Em Aracaju, onde está a Delegacia Especializada de Atendimento à Criança e ao Adolescente – Vítima, o número de denúncias é alto e ainda não reflete a realidade, pois existe uma subnotificação dos casos. Nos relatos das vítimas, sabemos que a maioria dos crimes ocorre dentro dos lares, entre quatro paredes, e as pessoas que deveriam zelar pelo bem estar, saúde e preservação da integridade física e psicológica das vítimas, muitas das vezes são os próprios agressores ou são omissos no seu dever e deixam de denunciar.
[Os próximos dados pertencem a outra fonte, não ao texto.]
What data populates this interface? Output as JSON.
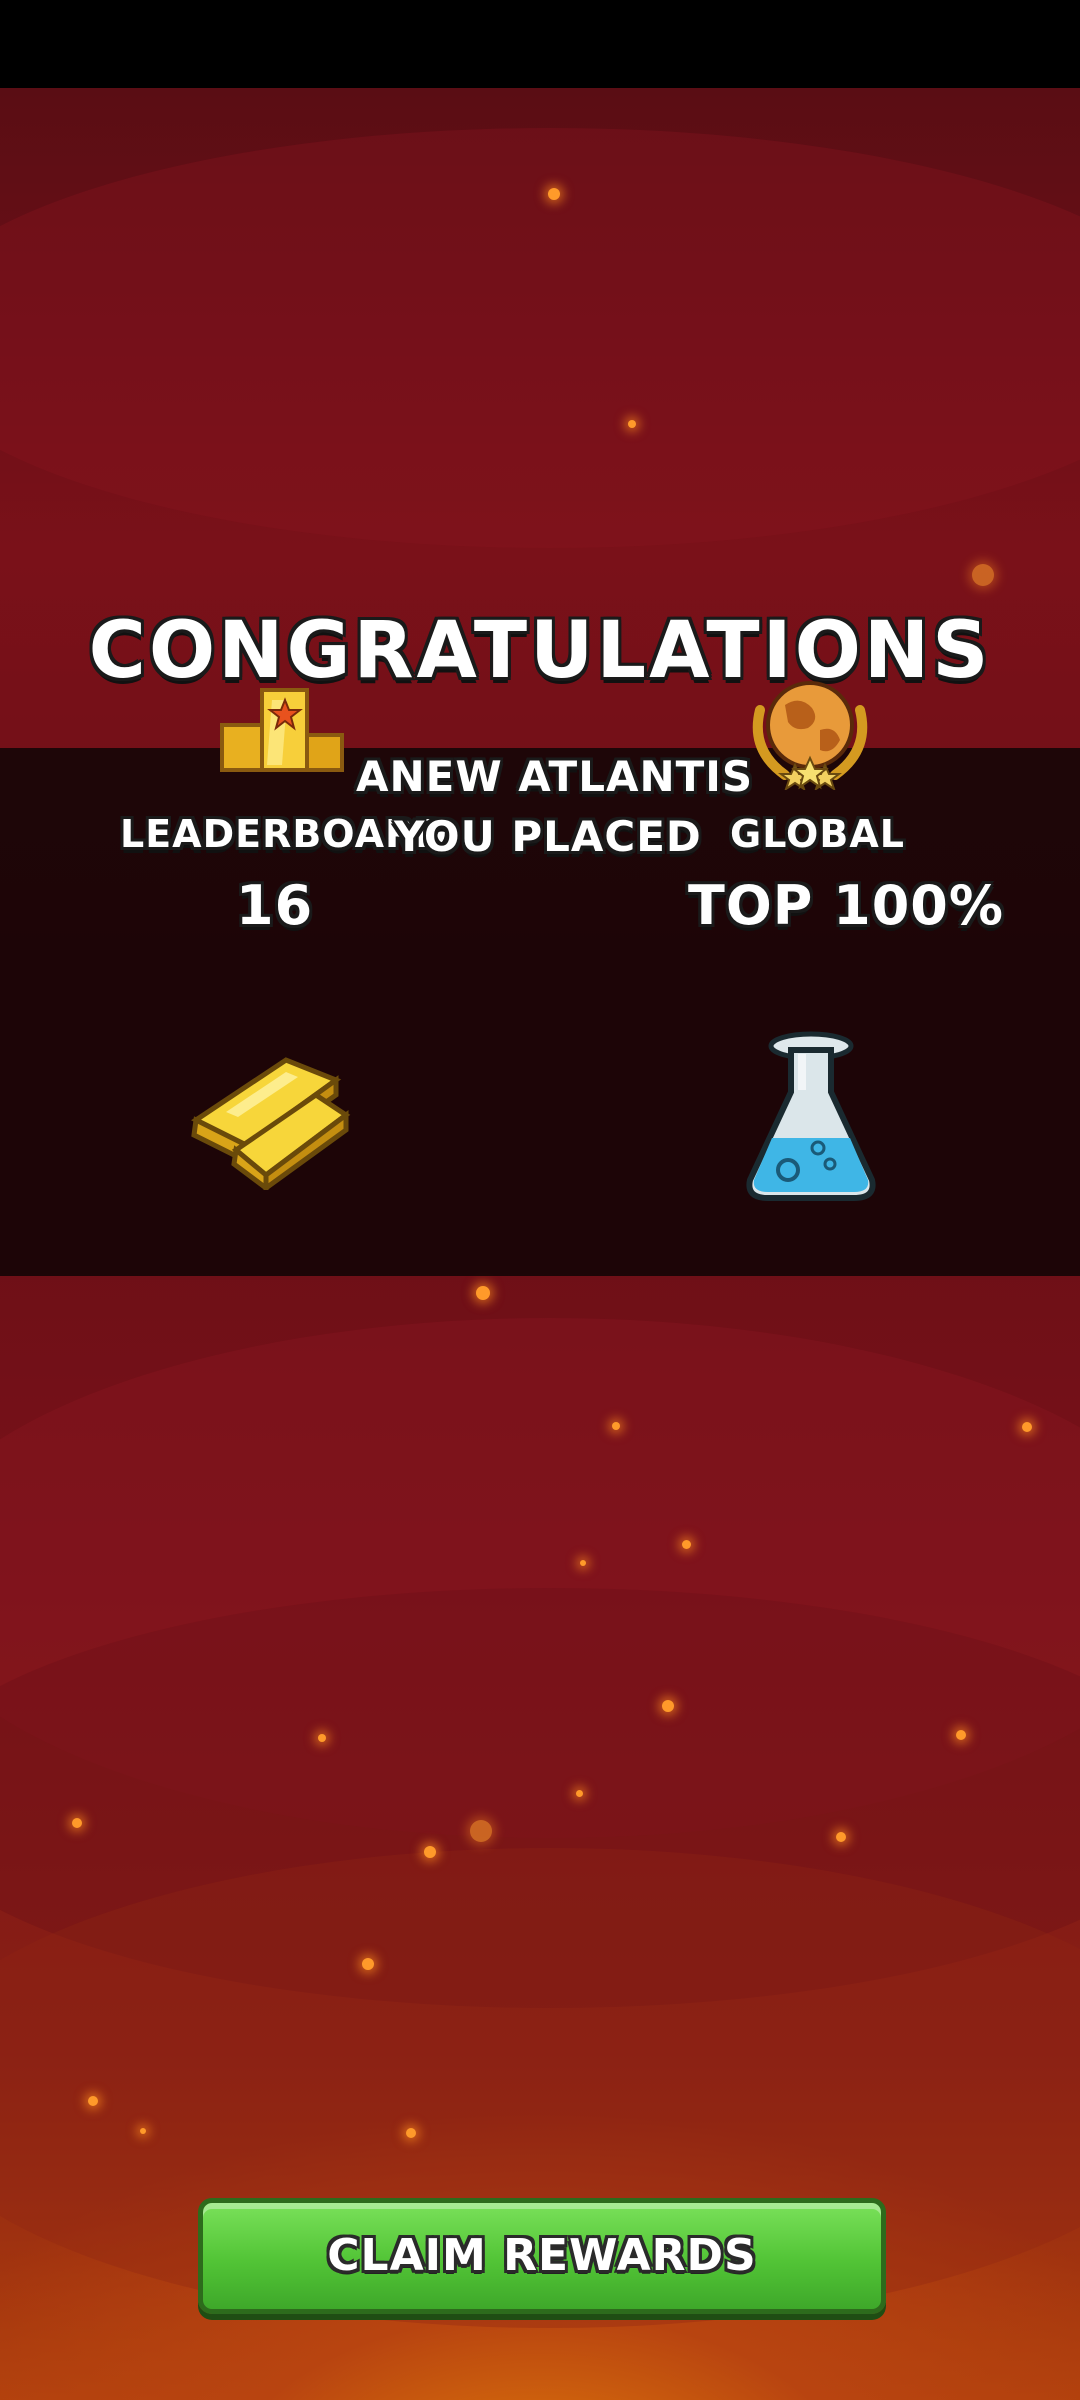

Outros também não o fazem por vergonha, por ainda existir muito preconceito e tabus acerca desta problemática.

No ano de 2015, foram instaurados 202 inquéritos policiais, sendo importante destacar que foram registrados 960 Boletins de Ocorrência, sendo recebidas 255 denúncias anônimas. Em 2016 até o mês de abril, foram instaurados 68 inquéritos policiais, registrados 342 Boletins de Ocorrência e 92 denúncias anônimas.

Esta Delegacia vem atuando de maneira efetiva no enfrentamento à violência sexual contra crianças e adolescentes, desenvolvendo estratégias continuadas de investigação e repressão, de forma a romper com o vício de impunidade dos agressores. Atualmente, estamos apurando várias denúncias, inclusive anônimas, não podendo detalhar essas investigações, a fim de não ser frustrada a ação policial.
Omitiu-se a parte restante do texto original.